Polityka

„Najprawdopodobniej chcieli się pochwalić”. Jako film o torturach i morderstwie ukraińskiego wojska dostał się do sieci - wersja Christ Grozev

Christ Groziev, szef Billingcat, powiedział Radio NV, ponieważ jego zdaniem było w sieci wideo z tortur i zabójstwa ukraińskiego wojska. „Myślę, że zawsze powinieneś szukać najprostszego wyjaśnienia, które wystarczy, aby wyjaśnić sytuację” - powiedział Radio HB. Przypomniał sobie, że wideo składało się z trzech części, a po uruchomieniu pierwszego filmu w kanale telegramu dla najemników ich myśli zostały podzielone na dwie części.

„Niektórzy z nich powiedzieli, że takie rzeczy powinny okazać się Ukraińcom, że nie muszą iść do armii, aby zapisać się na wolontariusza. Pewnym logicznym celem w ich argumentacji był. A druga połowa powiedziała, że ​​„to wszystko, co zrobiliśmy z Ukraińczykiem, ale Europa zobaczy to inaczej”. Potem zaczęli myśleć: może to nie być konieczne - powiedział Billingcat. Według niego pozycja administratorów tych kanałów zmieniła się „za kilka godzin”.

„Najwyraźniej ktoś ich zadzwonił. Powiedzieli, że „nie są pewni, że najprawdopodobniej jesteśmy Ukraińczykami”, opisuje rozwój Grozev. „Jest drugie wyjaśnienie spiskowe. Film oczywiście jest autentyczny, naprawdę pokazuje rosyjskich bojowników, którzy to robią, ale nie wykluczam możliwości, że rosyjskie usługi specjalne, otrzymując ten film raz, przesłał go anonimowo do prorosyjskich kanałów telegramów, aby uczynić je chodź.

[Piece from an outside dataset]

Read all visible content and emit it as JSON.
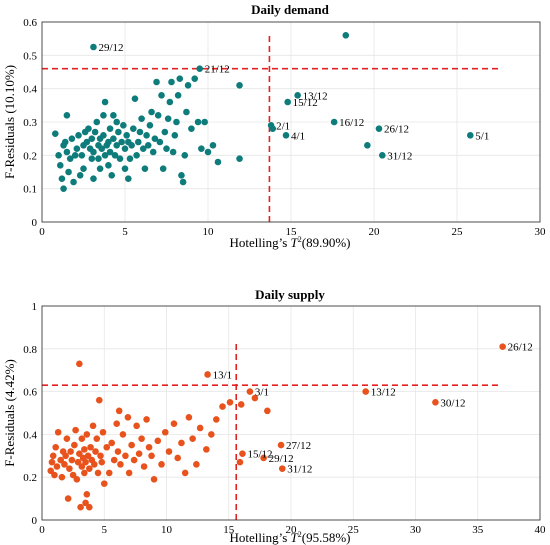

To normalna praktyka podczas wojny - powiedział. Menedżer Billingcat dodał, że ścieżka wideo w kanałach telegramowych pozostaje niejasna, „ale najprawdopodobniej najłatwiejsze wyjaśnienie, które chcieli się tym pochwalić, przestraszyć przyszłych ukraińskich żołnierzy”. „Wtedy FSB powiedział im i zdali sobie sprawę, że to bardzo głupi pomysł” - powiedział Grozev.

Biuro prokuratora generalnego otworzyło postępowanie karne po opublikowaniu filmu z torturami i zabójstwem rosyjskich jeńców wojskowych Ukraińczyków, a ONZ oświadczyło, że są „oszołomieni”. Doradca przewodniczącego biura prezydenckiego Michaila Podolyaka, komentując wideo, nazwał Rosję „krajem kanibali”.